In 2014, the Miistakis Institute hosted a Citizen Science Conference, exploring this diverse field with sessions on program design, evaluation, policy implications, technology and applications in parks and protected areas. This links to the website that chronicled that event.
Speaker Bio: Cory Olson is a wildlife biologist and Program Coordinator for the Alberta Community Bat Program, which he helped start in collaboration with WCS Canada and the Government of Alberta. He is leading the development of several public outreach and education projects relating to bats and other wildlife, including a citizen science project to collect information on roosting bats.
He first got involved with bats at the University of Calgary, where he completed an MSc degree focusing on bat ecology. Over the last 10 years, he has been involved with several bat research and monitoring projects in western Canada.
Poster abstract: Going Bats for Bats: bat roost monitoring using citizen science
Bats are among the most common and abundant wildlife in human communities. Some bat species have come to rely on anthropogenic structures, such as barns and attics, as sites for roosting and rearing offspring. In some areas, these sites may support the majority of the bat population, representing critical habitat for bats that needs to be managed as part of bat conservation and recovery strategies. As these locations are typically on private land, public participation is important for managing bats.

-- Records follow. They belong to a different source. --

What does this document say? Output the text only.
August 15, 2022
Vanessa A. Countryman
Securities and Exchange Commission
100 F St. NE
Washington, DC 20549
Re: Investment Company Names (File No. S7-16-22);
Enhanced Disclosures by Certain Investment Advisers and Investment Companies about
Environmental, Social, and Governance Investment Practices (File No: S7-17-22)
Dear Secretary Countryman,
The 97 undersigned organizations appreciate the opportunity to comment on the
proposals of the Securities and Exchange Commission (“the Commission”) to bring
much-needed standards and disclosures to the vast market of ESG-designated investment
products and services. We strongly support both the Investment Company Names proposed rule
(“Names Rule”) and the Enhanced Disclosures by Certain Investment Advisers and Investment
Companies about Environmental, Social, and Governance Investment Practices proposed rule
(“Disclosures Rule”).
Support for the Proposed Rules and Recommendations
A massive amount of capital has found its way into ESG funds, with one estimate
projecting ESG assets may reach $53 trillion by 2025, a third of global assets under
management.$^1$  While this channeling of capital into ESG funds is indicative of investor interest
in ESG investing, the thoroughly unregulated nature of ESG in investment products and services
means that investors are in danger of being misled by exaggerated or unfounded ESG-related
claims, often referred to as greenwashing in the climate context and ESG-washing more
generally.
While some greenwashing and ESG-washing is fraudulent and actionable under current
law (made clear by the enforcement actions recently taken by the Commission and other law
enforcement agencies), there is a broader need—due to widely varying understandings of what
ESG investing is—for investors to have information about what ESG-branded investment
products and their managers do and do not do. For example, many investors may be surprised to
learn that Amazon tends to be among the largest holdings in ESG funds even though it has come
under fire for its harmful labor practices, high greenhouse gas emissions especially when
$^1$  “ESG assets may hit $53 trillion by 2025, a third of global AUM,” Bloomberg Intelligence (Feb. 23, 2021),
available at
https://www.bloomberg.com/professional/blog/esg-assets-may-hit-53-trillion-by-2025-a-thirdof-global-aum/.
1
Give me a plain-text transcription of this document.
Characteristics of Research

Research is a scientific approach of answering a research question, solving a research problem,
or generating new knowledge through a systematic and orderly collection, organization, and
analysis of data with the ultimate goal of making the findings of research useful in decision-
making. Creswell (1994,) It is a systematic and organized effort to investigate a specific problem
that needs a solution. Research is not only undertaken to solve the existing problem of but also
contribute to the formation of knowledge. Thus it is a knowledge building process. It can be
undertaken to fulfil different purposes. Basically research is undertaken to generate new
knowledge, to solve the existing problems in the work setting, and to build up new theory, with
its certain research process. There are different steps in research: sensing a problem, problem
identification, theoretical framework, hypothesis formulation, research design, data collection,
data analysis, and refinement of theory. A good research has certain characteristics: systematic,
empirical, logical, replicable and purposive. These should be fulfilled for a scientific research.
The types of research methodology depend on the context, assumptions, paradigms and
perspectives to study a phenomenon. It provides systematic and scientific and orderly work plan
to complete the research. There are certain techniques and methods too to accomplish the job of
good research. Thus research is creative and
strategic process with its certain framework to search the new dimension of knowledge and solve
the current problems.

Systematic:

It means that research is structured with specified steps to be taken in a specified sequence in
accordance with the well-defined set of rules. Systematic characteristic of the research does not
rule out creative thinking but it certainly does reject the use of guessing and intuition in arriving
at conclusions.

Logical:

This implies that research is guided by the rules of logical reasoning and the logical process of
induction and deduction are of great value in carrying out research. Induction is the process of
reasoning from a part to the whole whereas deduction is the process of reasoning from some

An exotic invasive fungus, which cases white-nose syndrome in bats, is causing catastrophic declines in North America’s hibernating bat populations and is expected to reach Alberta. Affected species include the Little Brown Bat, which is Alberta’s most common bat and the most likely to occupy buildings.
Wildlife Conservation Society Canada began the Alberta Community Bat Program in 2015 to promote bat conservation and to use citizen science to collect much-needed information on bats in human communities. The public is encouraged to submit roost observations and provide annual monitoring. Participants are asked to provide a guano (bat poop) sample, which allows reliable, inexpensive genetic species identification. Reports can be made directly to the program, or through a partner organization.
Public submissions will be used to better understand the use of buildings by bats and to contribute to bat monitoring through the North American Bat Monitoring Program.
Identified roost sites are also important as potential locations for administering potential probiotic treatments for white-nose syndrome, which are currently in development.